Other objections by Cruz. Cruz contends that the prosecution did not comply with the Jencks Act, 18 U.S.C. § 3500. The government in fact complied with Cruz's request eight days before its witness testified.

[15] Cruz also objects to admission of a telephone conversation in which he discussed bringing drugs into jail eight months after the murder of Hernandez. Contrary to Cruz's contention, the evidence was relevant to the conspiracy's aim of controlling narcotics in the prisons. The prejudicial effect of this recorded conversation did not outweigh its probative force.

[16] The distinction between murder and conspiracy to murder. The district court properly responded to a question from the jury that murder and conspiracy to commit murder were distinct racketeering offenses under RICO. The law in California makes the difference between a conspiracy and its product. People v. Moore, 143 Cal. App. 2d 333, 340-42 (1956). The two crimes could be charged under a single heading in the indictment. See Salinas, 522 U.S. at 63. The two crimes were distinct although they led to a single event.

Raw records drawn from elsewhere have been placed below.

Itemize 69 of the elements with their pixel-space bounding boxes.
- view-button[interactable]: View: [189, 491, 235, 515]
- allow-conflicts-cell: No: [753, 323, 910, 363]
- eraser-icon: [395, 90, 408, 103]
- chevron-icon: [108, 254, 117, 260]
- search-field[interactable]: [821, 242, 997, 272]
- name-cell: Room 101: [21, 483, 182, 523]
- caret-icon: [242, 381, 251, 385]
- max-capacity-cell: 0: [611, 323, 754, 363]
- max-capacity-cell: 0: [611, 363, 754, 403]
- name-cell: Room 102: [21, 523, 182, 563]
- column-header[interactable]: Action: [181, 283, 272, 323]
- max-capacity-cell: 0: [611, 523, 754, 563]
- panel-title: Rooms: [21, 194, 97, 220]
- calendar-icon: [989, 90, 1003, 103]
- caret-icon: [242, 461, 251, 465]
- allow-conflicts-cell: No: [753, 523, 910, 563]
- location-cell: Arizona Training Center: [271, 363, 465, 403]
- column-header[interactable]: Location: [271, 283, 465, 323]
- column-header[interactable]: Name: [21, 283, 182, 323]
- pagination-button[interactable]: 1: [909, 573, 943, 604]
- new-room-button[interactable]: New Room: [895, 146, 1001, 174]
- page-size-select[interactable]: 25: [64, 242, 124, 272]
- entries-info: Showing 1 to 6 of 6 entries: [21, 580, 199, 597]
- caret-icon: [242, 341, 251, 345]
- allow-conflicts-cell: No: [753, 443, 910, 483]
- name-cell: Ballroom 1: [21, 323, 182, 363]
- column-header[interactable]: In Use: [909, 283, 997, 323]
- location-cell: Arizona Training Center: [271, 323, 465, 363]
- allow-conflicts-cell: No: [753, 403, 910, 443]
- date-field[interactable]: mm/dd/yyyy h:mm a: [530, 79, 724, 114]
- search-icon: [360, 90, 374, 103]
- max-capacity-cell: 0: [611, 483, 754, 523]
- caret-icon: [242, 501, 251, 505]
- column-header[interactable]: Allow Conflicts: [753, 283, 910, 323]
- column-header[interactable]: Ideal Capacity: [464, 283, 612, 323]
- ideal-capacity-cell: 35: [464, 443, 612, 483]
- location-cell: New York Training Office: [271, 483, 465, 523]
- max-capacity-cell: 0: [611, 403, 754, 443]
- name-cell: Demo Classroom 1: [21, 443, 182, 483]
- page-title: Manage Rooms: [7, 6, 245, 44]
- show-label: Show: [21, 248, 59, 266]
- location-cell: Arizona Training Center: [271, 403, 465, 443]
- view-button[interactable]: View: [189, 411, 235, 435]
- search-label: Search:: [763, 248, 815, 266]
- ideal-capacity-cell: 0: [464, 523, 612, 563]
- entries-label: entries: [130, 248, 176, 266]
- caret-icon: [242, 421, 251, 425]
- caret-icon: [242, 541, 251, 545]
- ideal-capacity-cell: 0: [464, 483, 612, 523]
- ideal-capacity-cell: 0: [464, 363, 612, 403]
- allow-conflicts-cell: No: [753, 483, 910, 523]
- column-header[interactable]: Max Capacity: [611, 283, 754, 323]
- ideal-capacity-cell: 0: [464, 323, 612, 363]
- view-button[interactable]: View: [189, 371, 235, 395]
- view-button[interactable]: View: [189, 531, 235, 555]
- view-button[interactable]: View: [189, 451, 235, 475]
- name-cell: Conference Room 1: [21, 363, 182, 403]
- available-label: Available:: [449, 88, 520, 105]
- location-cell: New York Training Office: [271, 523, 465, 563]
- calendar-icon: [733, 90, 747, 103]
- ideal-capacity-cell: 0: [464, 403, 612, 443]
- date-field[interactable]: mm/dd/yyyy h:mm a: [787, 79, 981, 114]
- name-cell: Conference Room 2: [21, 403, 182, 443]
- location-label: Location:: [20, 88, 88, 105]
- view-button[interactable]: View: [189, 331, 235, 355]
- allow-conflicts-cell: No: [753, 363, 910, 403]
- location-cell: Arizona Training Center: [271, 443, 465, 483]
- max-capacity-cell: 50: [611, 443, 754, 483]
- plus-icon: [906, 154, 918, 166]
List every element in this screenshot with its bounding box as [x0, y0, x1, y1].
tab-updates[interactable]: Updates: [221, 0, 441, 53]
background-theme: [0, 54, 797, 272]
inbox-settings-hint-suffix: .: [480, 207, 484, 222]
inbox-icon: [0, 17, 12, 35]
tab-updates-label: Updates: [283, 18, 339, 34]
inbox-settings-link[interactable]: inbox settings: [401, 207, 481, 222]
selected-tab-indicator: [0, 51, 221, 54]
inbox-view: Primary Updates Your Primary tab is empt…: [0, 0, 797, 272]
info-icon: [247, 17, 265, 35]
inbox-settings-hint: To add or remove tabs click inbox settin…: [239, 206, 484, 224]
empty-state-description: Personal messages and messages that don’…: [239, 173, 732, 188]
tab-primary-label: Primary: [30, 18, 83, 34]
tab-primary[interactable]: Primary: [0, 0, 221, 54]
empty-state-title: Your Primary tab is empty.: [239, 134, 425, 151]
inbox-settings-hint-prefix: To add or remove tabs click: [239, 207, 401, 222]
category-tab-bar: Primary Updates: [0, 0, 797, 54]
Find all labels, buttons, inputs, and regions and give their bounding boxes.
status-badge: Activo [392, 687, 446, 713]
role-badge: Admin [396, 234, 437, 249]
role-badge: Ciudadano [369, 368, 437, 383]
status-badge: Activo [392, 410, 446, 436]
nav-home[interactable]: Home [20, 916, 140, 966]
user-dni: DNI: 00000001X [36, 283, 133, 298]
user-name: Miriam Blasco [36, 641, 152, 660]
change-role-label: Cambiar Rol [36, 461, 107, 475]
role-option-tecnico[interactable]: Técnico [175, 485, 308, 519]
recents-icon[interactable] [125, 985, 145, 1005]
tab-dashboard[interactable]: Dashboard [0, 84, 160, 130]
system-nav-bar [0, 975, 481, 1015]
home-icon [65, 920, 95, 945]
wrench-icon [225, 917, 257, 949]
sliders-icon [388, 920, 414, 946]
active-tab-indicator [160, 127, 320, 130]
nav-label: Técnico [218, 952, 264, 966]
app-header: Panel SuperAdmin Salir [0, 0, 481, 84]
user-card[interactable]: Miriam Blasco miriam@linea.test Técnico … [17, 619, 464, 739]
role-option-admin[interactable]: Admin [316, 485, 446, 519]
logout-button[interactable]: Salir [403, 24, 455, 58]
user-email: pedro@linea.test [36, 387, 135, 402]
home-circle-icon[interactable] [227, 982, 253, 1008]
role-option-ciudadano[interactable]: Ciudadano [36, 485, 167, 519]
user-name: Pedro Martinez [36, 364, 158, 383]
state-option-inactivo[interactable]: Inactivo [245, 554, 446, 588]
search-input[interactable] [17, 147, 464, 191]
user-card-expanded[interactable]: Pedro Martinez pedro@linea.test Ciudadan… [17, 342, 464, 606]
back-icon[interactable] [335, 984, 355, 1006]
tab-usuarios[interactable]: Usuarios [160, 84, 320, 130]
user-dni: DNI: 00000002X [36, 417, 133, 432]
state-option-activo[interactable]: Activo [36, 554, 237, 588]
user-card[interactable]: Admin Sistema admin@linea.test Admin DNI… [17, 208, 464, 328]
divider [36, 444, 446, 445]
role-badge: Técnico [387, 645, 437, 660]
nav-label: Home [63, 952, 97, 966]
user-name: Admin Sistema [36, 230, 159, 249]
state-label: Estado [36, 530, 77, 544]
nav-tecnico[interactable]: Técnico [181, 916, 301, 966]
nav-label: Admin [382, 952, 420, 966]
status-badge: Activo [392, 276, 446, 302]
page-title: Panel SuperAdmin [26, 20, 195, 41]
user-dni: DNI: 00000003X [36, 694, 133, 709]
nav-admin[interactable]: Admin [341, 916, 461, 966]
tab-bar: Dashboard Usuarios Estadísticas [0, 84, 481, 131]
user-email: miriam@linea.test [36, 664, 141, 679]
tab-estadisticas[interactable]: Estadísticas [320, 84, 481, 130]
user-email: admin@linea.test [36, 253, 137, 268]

Motions for severance. The defendants objected to being tried together especially as only two of them were alleged to be connected to Barragan's murder and the other five were alleged to be involved with the murder of Hernandez. The defendants moved several times for severance during the trial and were denied.

[17] All seven defendants were charged with only one count of conspiracy carried out by a variety of means. If there was a spillover from proof of one criminal act to proof of another criminal act it followed from the overarching character of the criminal enterprise. The district court did not abuse its discretion in denying the motions. See Fernandez, 388 F.3d at 1241-46; United States v. Dinome, 954 F.2d 839, 843 (2d Cir. 1992).

[18] Severance for Abarca. Abarca's trial counsel submitted to the court a request that the trial be severed or at least continued. Her motion was denied, and he now appeals the denial. His argument may be more appropriately addressed in an action of habeas corpus because it focuses on deficiencies in his counsel's performance. See United States v. Simas, 937 F.2d 459, 463 (9th Cir. 1991).

CONCLUSION

For the reasons stated, the judgment of the district court is AFFIRMED.